Sharing data any which way

Keen to open up your collections information to public view but held back by the state of your data? No need to dress to impress, says Kevin Gosling.

Sharing museums collections data has traditionally been a right faff. Before sending your records on to data-sharing platforms, you usually had to edit them to fit a prescribed format. Your collections management system (CMS) would then export these records according to a data-harvesting schema such as LIDO (Lightweight Information Describing Objects).
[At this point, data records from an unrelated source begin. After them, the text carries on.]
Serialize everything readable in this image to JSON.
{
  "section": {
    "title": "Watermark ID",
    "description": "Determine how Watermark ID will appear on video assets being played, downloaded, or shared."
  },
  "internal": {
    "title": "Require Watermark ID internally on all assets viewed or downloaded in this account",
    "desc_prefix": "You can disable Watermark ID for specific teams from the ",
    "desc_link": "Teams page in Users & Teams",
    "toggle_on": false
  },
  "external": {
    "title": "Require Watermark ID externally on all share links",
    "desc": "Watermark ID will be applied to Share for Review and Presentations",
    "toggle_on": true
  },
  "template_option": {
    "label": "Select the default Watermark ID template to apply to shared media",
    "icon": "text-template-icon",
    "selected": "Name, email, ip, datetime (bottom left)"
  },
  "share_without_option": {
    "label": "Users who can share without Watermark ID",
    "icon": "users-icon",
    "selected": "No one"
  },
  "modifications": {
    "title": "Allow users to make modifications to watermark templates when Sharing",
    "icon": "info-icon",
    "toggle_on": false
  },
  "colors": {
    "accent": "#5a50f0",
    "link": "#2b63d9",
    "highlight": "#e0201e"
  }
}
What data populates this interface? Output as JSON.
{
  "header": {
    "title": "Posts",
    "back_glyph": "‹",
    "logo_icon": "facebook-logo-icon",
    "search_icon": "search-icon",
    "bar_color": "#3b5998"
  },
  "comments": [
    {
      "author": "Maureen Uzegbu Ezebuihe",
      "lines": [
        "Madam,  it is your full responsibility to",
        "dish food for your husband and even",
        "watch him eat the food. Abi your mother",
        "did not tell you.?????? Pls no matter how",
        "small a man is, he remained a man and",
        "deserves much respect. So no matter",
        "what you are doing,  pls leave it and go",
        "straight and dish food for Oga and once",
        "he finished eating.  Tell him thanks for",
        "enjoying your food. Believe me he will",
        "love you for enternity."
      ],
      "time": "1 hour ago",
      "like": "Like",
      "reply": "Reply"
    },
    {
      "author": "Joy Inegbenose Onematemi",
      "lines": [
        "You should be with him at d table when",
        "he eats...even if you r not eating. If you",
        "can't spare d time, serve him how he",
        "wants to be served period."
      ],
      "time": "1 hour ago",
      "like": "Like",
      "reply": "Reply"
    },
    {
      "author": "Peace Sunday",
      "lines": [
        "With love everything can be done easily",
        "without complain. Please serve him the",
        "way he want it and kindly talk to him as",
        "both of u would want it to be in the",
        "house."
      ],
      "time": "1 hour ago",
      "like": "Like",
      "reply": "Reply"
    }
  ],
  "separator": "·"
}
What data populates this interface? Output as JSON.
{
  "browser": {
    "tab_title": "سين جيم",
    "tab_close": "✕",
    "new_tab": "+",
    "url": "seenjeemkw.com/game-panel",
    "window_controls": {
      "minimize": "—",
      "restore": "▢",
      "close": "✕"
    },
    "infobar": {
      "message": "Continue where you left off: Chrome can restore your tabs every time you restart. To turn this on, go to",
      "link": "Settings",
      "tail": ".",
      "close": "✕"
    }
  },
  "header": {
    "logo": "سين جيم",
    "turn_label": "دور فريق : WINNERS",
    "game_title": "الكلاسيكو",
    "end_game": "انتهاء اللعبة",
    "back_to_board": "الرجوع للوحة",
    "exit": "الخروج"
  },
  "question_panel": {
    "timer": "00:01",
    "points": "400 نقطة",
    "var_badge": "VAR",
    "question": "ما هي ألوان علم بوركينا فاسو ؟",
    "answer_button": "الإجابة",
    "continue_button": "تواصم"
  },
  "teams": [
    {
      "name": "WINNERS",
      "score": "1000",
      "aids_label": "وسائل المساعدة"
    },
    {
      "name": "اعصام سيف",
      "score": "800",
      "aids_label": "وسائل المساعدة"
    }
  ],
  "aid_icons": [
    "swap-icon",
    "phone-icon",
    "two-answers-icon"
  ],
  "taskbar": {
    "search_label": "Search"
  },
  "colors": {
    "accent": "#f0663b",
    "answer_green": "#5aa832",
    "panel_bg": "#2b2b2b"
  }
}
Even though your CMS might already be, or could be, configured to export according to such schemas, knocking your object records into the required shape could be time-consuming. This was especially the case if you wanted to send information to more than one place, such as your paintings to Art UK and your natural history specimens to the Global Biodiversity Information Facility.

Happily, things are moving on. Those diabolical schemas are still needed behind the scenes, but they should soon be the aggregator’s problem, not yours. In the scoping report of our recent feasibility study for DCMS on Mapping Digitised Collections in England, Knowledge Integration set out high-level design principles for the kind of national aggregator we think UK museums and their users need:

“In short, the proposed architecture describes an aggregator that could gather data in all the ways [currently available], and also be flexible enough to respond to emerging approaches too. It therefore aims to take data in whatever form, and by whatever means, contributing institutions can manage.

“The architecture also acknowledges that the incoming data will be messy, and that the aggregator will have to use various techniques and tools to mitigate this. Finally, the architecture proposes that, as well as being flexible about how data gets into the aggregator, it should also be possible for users (both human enquirers and other systems, such as third-party websites) to get the data they want through any of the means currently available.”

The demonstrator Knowledge Integration built for the feasibility study, and described in its final report, showed how these principles can be put into practice.

However, Art UK is going one better. It is currently working with seven pilot collections (including Tate, National Gallery, National Museums Wales and National Galleries Scotland), together with Knowledge Integration and Intelligent Heritage, to create a detailed requirements specification for a harvesting mechanism that Art UK will then seek funding for. This pilot is going well, with LIDO agreed on as the preferred data exchange format, but – crucially – the job of mapping and transforming the incoming data will be done by the harvesting mechanism if it is not supplied in that format, making things easier for smaller participants. Collections Trust is involved in this exciting initiative and we will blog more about it as the project develops.

So if the thought of plunging into LIDO is giving you cold feet about sharing your collections data, don’t worry. The next generation of aggregators will simply specify CAYA: come as you are.